Who "owns" the relationship between an investor and their adviser? If you thought it was the investor, think again.
Recently, Morgan Stanley and UBS Financial Services pulled out of a private "cease fire" agreement among brokerage houses that has made it easy for brokers to move from firm to firm. By withdrawing, the two are signaling to brokers considering a move at the two firms that they and their new employer face the threat of lawsuits if they take client contact information with them, a practice allowed under the pact.
The voluntary agreement, known as the Protocol for Broker Recruiting, was established in 2004 among three brokers including UBS, and now covers more than 1,600 firms. It has provided a means for brokers to switch firms or go out on their own "gracefully and respectfully" without fear of being sued, said Bill Willis, who leads a California recruiting firm specializing in the financial adviser industry.
The defections by two of the largest players, employing more than 18,000 brokers between them, raises the prospect that the industry may return to the era when the client-adviser relationship was treated as the property of the firm. With more than $10 trillion in U.S. investor assets up for grabs, it's understandable that the financial advice industry competes fiercely to win clients. Organic growth is both expensive and difficult, so firms have tried to grow by recruiting high-performing advisers who can bring their clients with them.
But both Morgan Stanley and UBS said that the escalating cost of recruitment is not worth it. While the two have said they want to focus on client service and employee retention rather than trying to recruit brokers from other firms as a path for growth, Willis dismisses that claim. The firms withdrew from the protocol, he argued, because they were "net losers" in the competition for brokers and client assets.
In addition to firms poaching brokers and clients under the protocol, the traditional sales-oriented, commission-based brokerage business faces growing competition from the rise of RIAs (Registered Investment Advisors). While a sales-oriented broker pushes specific products where they earn a commission, RIAs offer financial and investment advice without considering commissions. They typically charge a fee based on a percentage of assets, so they enjoy more autonomy and increased earnings potential as their clients' portfolios grow. The protocol has provided a pathway for many former brokers to set up shop as independent advisers while bringing clients along.
The move by Morgan Stanley and UBS is "contrary to the spirit [of the protocol agreement] to put the client first," Willis argues. The move sends a message that a client's relationship with an adviser "is not as important as what it means for the firm," he added. "That's not only absurd, it's wrong."
Recent research seems to support the idea that the protocol is good for clients. Shortly after Morgan Stanley withdrew, two finance professors from the University of Kentucky coincidentally released a study examining the impact of the protocol on adviser behavior. Professors Chris Clifford and William Gerken analyzed 1.3 million individual advisers at 50,000 firms between 1999 and 2016, using public filings about brokers' employment history and customer complaints against them. They observed a 42 percent decline in complaints after a firm joined the protocol. They also found that brokers in protocol firms were more likely to further their education pursuing advanced licenses to become investment advisers. The researchers concluded that advisers in protocol firms are more likely to view client relationship as a long-term asset and "take better care of [client] relationships after their firm enters the Protocol."

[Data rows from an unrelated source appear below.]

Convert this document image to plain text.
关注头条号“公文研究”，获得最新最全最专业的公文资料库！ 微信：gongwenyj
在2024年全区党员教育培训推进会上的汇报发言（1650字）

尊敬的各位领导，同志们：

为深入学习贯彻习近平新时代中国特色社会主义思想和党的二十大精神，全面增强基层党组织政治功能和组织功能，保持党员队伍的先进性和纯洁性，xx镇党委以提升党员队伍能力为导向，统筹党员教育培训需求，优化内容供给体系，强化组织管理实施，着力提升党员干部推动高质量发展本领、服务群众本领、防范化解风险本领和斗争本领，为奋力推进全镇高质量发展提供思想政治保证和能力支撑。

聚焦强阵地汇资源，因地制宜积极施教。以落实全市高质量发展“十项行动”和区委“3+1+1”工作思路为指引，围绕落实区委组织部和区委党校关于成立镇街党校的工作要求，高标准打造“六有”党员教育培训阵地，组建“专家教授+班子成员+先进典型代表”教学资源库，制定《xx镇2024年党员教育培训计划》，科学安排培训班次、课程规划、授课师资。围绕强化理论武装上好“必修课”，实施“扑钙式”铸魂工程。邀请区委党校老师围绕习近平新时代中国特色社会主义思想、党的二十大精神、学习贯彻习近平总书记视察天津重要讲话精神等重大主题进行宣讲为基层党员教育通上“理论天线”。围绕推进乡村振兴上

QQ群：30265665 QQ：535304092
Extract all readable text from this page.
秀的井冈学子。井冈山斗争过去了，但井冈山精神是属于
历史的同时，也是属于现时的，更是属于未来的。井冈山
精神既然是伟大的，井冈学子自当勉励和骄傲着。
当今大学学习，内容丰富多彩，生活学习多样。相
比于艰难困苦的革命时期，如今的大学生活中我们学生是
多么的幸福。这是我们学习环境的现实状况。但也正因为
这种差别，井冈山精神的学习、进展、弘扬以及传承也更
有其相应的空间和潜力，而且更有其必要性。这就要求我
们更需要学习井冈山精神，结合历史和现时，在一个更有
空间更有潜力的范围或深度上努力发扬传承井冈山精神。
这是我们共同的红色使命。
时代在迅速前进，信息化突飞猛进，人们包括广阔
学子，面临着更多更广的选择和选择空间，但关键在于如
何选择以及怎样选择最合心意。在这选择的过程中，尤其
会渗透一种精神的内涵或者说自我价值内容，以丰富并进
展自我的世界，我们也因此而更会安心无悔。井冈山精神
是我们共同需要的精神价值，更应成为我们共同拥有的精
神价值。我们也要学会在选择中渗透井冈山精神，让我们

The largest brokers remaining in the protocol are Merrill Lynch, which is owned by Bank of America, and Wells Fargo. Merrill Lynch senior management told employees it is staying in the protocol for now, according to the trade magazine InvestmentNews. Both are likely to stay for the next year at least, Willis, believes, and points out they are positioned differently within the industry than Morgan Stanley and UBS.
Protocol participants headquartered in Minneapolis include Ameriprise Financial with nearly 10,000 brokers nationwide and RBC Wealth Management, which has approximately 1,800 brokers. Ameriprise spokeswoman Kathleen McClung said the protocol "makes sense for our business today and we have no plans to exit it at this time," adding that the firm "will continue to evaluate the environment closely."